Foi um milagre que os três dias de paz e amor, como o documentário foi vendido, não acabasse numa das maiores tragédias da história. Tantos os artistas, quanto a produção e os milhares de hippies, tinham diante de si um fato incontestável: todos estavam no mesmo barco. E se alguém fizesse movimentos bruscos, o barco não aguentaria. Quem define bem o que foi o milagre Woodstock é Arlo Guthrie, que se apresentou na primeira noite: “As chances de se estar num momento histórico, que não seja um desastre são bastante raras. E as de você estar lá e com noção de que aquele é um momento histórico, astronômicas. E foi assim que aconteceu. E foi maravilhoso, emocionante, divertido” (ao citado livro de Fornatale). Deve-se dar o desconto a Arlo Guthrie por ele estar tão chapado que caiu num buraco de dois metros de altura e não sentiu nada. Antes de subir ao palco ele, que já se aditivara com tudo que lhe deram, ainda bebeu uma caixa de champanhe. Guthrie mesmo confessa que nem lembra o que tocou. Uma das canções, a que aparece no filme é Coming into Los Angeles, porém o que se ouve no filme não foi a gravação feita em Woodstock, que não ficou boa. A gravação foi tirada de um show de Guthrie, que nem ele mesmo sabe qual foi.

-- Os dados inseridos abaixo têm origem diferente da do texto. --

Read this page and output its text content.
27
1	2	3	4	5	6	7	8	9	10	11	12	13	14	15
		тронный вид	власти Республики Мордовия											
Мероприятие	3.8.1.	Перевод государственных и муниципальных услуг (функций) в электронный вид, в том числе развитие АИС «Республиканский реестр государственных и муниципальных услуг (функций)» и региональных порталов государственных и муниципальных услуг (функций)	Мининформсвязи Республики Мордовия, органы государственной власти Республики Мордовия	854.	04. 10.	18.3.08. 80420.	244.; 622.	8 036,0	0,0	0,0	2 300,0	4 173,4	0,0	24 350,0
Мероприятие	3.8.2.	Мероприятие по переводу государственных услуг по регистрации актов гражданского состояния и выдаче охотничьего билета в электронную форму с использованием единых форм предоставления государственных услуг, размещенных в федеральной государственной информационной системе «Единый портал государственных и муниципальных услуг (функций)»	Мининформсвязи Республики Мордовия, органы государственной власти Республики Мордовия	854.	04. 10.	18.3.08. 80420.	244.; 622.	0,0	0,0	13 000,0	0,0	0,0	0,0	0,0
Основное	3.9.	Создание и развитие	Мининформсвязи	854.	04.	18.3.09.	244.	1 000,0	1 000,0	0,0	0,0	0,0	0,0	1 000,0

Arlo Guthrie parece ser o mais chapado dos artistas que aparecem no documentário, mas as drogas circularam fartamente durante os três dias do festival. Segundo Henry Gross, da Sha na na, o mais jovem artista em Woodstock (com 18 anos na época): “Foram consumidas umas 23 toneladas de maconha em Woodstock e nenhum caso de glaucoma foi registrado”. A impressão do guitarrista Alvin Lee, da Ten Years After, confirma a contabilidade de Gross: “Eu estava com o corpo meio para fora do lado aberto do helicóptero e um cara me fez botar o cinto porque eu me projetava para fora. Lá de cima de toda essa gente eu sentia um cheiro incrível de maconha, Depois pensei: como era possível aquilo acontecer se as hélices do helicóptero empurravam o ar para baixo? Mas havia muitos hectares de gente e o helicóptero sugava o ar por cima. Era aquilo mesmo. Então, antes de pousar eu já estava meio doidão”. As autoridade tiveram a prudência de sugerir que a polícia ignorasse as drogas.

Quem salvou Woodstock do fiasco financeiro e fez com que o festival se tornasse um evento histórico foi o documentário de Michael Wadleigh, perfeito, com um edição primorosa (entre os que o editaram estava o jovem Martin Scorsese). O sucesso do filme, e dos dois álbuns, transformou um prejuízo de US$ 1,3 milhão em um lucro de US$ 17 milhões, isto apenas em 1970. O escritor e crítico Bob Santelli ratifica a manipulação do documentário, comentando o show do The Who: “O que tornou a apresentação deles tão lendária foi o tratamento que recebeu no filme. o salto de Pete Townshend em câmera lenta, os moinhos, a jaqueta com tiras e o cabelo flutuante de Roger Daltrey. Cinema perfeito. Acho que o Who esteve mais bem representado no documentário do que todos os outros artistas”.